On the 4th of September, 1779, the French fleet,
under Count d'Estaing, appeared suddenly off the mouth
of the Savannah River. Immediately all the outlying
detachments of the British army were called into
Savannah. On the 23d Lincoln and his men joined
the French from Charleston, and volunteers from South
Carolina flocked into their camp. But while d'Estaing
was opening regular approaches, the soldiers of the
garrison and the negroes of the town were busily
strengthening the fortifications. It was too late in
the season for the French fleet to remain with safety
on the coast. D'Estaing determined to try an
assault. This should have been done earlier, before
reinforcements had been received by the British from
Beaufort, and before their works had been strengthened,
or it should have been postponed until those
works had been crippled.

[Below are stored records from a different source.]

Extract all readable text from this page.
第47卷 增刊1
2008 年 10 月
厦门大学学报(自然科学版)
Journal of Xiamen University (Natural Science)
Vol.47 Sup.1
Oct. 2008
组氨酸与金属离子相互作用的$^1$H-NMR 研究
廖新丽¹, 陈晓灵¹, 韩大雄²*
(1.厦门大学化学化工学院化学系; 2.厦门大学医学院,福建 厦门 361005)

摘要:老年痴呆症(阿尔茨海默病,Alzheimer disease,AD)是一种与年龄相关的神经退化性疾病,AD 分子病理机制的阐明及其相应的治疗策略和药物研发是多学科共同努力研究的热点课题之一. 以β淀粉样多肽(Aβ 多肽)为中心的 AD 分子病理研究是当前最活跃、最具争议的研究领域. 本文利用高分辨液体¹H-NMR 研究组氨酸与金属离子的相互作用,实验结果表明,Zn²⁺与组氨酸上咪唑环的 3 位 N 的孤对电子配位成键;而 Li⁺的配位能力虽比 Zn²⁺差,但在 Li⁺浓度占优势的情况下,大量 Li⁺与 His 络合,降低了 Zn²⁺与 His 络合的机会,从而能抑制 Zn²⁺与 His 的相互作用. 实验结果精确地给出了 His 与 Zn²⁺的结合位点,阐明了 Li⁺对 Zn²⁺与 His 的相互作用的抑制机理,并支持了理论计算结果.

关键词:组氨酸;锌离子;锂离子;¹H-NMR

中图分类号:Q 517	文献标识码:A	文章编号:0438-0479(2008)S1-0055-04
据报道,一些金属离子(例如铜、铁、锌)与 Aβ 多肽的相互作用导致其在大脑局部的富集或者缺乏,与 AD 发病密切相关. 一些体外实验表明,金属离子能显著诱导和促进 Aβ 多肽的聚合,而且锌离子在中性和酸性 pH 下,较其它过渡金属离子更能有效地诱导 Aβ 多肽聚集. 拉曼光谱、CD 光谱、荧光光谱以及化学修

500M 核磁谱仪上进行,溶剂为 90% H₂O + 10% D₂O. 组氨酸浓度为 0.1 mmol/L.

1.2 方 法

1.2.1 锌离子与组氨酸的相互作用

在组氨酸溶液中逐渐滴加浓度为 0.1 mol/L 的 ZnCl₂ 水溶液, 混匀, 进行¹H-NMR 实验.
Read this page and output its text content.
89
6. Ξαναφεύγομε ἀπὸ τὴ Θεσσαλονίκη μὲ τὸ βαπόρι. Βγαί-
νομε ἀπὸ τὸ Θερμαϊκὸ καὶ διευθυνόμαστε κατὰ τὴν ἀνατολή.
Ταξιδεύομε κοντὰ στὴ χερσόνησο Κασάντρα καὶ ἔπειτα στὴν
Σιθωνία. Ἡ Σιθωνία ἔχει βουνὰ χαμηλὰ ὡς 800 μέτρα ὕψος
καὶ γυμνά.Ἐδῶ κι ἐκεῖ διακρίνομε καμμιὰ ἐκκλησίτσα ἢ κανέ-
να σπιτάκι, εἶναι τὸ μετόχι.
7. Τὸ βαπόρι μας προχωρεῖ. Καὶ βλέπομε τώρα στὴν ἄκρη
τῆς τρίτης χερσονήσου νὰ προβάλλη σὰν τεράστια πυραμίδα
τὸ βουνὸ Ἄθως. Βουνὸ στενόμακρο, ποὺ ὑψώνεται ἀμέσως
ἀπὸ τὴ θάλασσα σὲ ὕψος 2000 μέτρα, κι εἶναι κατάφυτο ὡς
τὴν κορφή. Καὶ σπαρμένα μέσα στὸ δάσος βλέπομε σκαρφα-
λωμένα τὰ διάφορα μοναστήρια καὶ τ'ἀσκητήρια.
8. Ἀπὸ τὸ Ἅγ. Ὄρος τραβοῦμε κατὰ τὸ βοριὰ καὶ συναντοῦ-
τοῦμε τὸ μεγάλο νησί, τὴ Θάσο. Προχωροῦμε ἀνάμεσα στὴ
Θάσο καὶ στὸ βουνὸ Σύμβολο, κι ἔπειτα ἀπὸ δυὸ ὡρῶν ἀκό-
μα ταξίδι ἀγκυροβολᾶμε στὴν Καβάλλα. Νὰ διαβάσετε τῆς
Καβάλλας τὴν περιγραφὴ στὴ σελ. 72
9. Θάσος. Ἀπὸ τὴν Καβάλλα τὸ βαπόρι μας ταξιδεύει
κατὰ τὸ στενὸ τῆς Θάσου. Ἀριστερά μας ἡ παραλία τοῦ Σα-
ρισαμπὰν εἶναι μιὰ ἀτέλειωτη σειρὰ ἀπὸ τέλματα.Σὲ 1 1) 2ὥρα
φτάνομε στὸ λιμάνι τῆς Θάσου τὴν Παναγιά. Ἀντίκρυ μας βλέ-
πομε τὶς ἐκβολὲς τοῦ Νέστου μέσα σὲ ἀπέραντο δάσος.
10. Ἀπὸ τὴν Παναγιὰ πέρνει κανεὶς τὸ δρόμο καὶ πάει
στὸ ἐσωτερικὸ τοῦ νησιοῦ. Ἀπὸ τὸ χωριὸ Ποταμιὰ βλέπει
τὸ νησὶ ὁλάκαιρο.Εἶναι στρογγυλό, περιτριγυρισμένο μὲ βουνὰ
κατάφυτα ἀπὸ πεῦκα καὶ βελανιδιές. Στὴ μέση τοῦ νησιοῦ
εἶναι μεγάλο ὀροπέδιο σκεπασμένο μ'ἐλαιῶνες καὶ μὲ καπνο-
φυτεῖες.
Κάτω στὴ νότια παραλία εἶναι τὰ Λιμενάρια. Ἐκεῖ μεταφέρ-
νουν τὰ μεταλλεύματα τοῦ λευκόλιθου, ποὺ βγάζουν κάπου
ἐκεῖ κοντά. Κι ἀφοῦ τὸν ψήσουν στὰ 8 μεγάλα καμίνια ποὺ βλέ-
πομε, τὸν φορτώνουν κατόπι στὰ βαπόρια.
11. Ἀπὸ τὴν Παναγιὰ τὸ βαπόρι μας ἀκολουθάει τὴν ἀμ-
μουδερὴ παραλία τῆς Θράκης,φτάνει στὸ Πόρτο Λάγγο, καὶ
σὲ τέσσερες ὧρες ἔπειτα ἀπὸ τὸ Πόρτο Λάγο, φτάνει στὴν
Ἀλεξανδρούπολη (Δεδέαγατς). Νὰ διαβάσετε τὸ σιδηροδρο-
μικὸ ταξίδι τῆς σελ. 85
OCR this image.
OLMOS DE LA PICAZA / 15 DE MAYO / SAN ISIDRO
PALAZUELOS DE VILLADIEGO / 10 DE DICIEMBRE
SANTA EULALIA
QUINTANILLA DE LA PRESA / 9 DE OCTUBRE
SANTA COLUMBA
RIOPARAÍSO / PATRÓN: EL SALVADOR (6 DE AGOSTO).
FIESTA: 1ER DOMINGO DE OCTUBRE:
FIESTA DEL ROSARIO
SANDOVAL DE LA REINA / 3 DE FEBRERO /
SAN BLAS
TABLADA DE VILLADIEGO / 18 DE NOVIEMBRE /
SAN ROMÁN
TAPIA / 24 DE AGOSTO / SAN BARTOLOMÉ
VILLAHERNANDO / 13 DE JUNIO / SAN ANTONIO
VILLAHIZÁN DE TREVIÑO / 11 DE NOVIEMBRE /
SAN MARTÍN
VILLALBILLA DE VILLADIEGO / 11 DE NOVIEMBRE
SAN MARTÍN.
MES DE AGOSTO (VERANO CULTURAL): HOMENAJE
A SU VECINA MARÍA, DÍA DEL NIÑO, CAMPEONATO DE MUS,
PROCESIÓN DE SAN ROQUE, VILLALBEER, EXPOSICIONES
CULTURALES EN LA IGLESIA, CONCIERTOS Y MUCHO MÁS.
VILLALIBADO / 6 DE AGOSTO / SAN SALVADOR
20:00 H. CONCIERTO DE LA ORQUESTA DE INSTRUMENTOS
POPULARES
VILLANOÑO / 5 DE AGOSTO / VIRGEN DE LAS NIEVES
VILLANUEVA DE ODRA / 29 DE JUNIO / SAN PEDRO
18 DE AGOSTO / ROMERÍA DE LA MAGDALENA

The assault was
undertaken on the 9th of October. Both Frenchmen and
Americans behaved with spirit, and planted their
banners on the parapets of Savannah, but both were
repulsed with great slaughter. Colonel von Porbeck,
of the Regiment von Wissenbach, was complimented
in Prevost's report. A week later the French sailed
away, while some of the Americans returned with
Lincoln to Charleston, and others dispersed to their
homes.[1]
- ↑ According to the “Histoire de la Derniere Guerre,” 101 n., the French and American army numbered five thousand five hundred and twenty-four. The British had—white men, three thousand and eighty-five; Indians, eighty; negroes, four thousand. Stedman (vol. ii. p. 127) gives the number of the garrison at less than twenty-five hundred white men. The French loss was about seven hundred; the American loss not far from two hundred and fifty. The journal of the Regiment von Wissenbach gives the British loss, killed and wounded, at fifty-six; about one half of the number usually given.